BACA JUGA Daftar Lengkap Kenaikan Tarif Kapal dan Speedboat Wilayah Maluku Utara

Iksan Adam, Direktur Koperasi Mutiara Manggadua Ternate selaku pengelola jasa angkutan speedboat yang beroperasi di Pelabuhan Semut menyatakan, tarif speedboat Ternate tujuan Sofifi naik 10 persen untuk speedboat berbahan bakar minyak tanah dan 15 persen untuk speedboat dengan bahan bakar jenis lainnya (BBM jenis pertalite).

BACA JUGA  Daftar Pejabat yang Dikembalikan ke Posisi Semula oleh Pj Gubernur Malut

“Untuk speedboat Ternate tujuan Sofifi rata-rata menggunakan bahan bakar minyak tanah.
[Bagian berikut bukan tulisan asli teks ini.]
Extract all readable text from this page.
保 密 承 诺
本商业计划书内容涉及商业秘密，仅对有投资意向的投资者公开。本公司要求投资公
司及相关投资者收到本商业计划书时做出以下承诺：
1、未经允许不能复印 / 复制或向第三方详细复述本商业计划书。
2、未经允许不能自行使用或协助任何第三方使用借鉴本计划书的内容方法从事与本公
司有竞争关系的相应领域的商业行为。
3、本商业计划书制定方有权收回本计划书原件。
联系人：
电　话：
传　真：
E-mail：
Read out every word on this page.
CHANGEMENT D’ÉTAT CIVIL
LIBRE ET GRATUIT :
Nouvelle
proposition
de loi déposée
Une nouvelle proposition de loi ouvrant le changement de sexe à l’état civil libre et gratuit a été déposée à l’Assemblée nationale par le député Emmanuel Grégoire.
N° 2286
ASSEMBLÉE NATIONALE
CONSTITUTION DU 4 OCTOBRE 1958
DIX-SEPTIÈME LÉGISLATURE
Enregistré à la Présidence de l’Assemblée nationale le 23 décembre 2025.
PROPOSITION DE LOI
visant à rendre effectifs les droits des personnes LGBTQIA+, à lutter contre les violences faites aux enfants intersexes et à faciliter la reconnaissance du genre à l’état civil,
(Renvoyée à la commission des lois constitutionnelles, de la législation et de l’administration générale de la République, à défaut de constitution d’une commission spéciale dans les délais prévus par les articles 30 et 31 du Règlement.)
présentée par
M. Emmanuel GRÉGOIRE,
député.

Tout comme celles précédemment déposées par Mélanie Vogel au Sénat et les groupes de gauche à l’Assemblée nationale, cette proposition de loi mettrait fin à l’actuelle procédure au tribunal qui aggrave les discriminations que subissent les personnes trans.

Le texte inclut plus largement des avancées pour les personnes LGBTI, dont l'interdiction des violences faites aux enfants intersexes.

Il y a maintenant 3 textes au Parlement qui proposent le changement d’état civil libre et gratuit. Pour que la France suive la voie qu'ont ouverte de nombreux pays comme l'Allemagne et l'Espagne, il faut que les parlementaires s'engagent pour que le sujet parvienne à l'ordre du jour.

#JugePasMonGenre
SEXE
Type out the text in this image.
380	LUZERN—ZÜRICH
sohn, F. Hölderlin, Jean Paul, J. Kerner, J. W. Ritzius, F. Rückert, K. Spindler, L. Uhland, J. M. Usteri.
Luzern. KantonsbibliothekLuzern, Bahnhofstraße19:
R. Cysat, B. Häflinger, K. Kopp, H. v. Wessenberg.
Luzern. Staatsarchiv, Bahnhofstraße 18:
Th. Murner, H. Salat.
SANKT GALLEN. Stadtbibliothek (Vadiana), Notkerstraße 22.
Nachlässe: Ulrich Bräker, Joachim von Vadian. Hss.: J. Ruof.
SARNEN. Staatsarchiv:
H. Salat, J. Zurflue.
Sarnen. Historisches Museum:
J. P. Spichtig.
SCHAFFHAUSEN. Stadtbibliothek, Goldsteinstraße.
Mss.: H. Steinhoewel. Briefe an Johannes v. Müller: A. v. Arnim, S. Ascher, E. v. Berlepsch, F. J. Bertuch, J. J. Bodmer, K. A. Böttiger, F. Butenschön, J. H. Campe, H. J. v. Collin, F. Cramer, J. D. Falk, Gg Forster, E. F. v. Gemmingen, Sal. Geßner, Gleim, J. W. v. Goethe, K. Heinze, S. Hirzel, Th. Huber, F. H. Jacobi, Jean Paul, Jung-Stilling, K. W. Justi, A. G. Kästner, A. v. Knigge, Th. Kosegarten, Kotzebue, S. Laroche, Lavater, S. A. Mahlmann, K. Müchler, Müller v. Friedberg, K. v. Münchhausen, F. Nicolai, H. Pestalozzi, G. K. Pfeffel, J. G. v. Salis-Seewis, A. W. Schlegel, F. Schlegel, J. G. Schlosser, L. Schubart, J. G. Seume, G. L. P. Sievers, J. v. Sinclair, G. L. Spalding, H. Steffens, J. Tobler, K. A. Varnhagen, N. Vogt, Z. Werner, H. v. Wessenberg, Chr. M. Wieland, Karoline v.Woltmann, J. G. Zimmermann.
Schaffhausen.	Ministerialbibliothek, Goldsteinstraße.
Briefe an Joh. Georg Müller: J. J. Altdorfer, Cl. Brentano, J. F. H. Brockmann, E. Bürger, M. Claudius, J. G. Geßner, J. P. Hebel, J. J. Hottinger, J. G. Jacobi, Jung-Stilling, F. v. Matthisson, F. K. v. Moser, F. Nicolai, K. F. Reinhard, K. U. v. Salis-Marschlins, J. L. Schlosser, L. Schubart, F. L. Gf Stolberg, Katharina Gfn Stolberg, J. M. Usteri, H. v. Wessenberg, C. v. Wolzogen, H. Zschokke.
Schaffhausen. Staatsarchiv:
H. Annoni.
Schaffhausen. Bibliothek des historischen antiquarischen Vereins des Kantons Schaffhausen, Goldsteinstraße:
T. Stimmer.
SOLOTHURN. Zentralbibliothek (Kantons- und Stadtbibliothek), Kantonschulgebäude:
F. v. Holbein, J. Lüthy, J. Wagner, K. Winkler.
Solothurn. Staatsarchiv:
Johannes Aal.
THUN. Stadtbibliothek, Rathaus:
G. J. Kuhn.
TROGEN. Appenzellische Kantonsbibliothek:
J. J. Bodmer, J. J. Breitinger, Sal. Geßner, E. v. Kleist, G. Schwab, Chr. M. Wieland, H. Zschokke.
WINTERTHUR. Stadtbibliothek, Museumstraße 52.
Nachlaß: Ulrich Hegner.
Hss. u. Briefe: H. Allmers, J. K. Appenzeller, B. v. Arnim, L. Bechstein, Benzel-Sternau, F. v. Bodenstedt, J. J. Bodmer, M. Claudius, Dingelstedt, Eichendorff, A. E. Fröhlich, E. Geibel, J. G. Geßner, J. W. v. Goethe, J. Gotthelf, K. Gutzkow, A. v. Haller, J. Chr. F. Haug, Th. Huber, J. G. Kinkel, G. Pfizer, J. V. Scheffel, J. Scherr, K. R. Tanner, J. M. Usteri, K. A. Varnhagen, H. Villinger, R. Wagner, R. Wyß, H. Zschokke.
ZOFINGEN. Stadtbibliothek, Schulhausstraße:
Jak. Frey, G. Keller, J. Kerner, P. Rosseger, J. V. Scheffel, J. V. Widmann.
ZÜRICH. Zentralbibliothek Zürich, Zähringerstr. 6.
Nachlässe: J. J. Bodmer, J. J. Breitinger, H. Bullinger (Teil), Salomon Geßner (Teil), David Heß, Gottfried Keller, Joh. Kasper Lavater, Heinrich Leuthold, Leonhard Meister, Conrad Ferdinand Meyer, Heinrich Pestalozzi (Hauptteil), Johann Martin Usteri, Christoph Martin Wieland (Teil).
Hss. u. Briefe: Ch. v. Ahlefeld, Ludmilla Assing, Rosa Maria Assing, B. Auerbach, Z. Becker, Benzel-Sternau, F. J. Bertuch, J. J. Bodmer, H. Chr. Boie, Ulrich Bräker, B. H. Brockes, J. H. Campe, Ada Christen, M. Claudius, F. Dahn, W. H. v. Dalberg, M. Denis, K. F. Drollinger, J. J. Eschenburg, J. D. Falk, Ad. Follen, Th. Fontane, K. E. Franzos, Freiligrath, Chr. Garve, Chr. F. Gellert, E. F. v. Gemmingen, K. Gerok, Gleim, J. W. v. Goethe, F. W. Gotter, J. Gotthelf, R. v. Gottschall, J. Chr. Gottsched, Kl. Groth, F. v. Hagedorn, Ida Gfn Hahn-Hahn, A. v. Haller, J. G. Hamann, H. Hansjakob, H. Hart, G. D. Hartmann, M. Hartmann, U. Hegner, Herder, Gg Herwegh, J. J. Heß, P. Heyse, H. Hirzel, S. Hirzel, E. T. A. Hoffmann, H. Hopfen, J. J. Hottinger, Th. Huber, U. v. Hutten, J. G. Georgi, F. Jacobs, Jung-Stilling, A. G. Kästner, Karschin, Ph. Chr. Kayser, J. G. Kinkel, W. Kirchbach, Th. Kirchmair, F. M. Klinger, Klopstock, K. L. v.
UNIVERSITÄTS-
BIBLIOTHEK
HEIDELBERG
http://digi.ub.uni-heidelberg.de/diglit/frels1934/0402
Dengan kenaikan 10 persen itu maka menjadi sebesar Rp 55 ribu dari harga tiket sebelumnya Rp 50 ribu,” jelas Iksan, kepada kieraha.com, Minggu malam WIT.

Ia menyatakan, kenaikan tarif speedboat dengan bahan bakar minyak tanah bukan akibat dari kenaikan harga BBM yang dilakukan pemerintah pusat.

“Tapi karena kami masih menggunakan tarif speedboat dengan regulasi SK Gubernur 2016. Sampai sekarang belum ada perubahan. Sementara penetapan regulasi itu dilakukan hanya untuk BBM jenis minyak tanah dan dengan harga minyak tanah saat itu,” lanjutnya.

Pemprov Jangan Tutup Mata

BACA JUGA  Pemda Halmahera Selatan Lepas 194 JCH Menuju Ternate

Iksan mengemukakan, masalah yang dialami motoris speedboat ini adalah persoalan penyaluran BBM jenis minyak tanah yang diatur hanya untuk rumah tangga dan bukan untuk pengusaha maupun industri.

“Ini yang jadi masalah. Ini yang menyebabkan motoris speedboat melakukan aksi unjuk rasa. Jadi aksi demo itu bukan karena kenaikan harga BBM, tapi karena BBM jenis minyak tanah ini dilakukan sweeping terkait regulasi penggunaan minyak tanah. Sehingga kami berharap Pemerintah (Provinsi Malut) tidak menutup mata melihat persoalan ini,” ujarnya.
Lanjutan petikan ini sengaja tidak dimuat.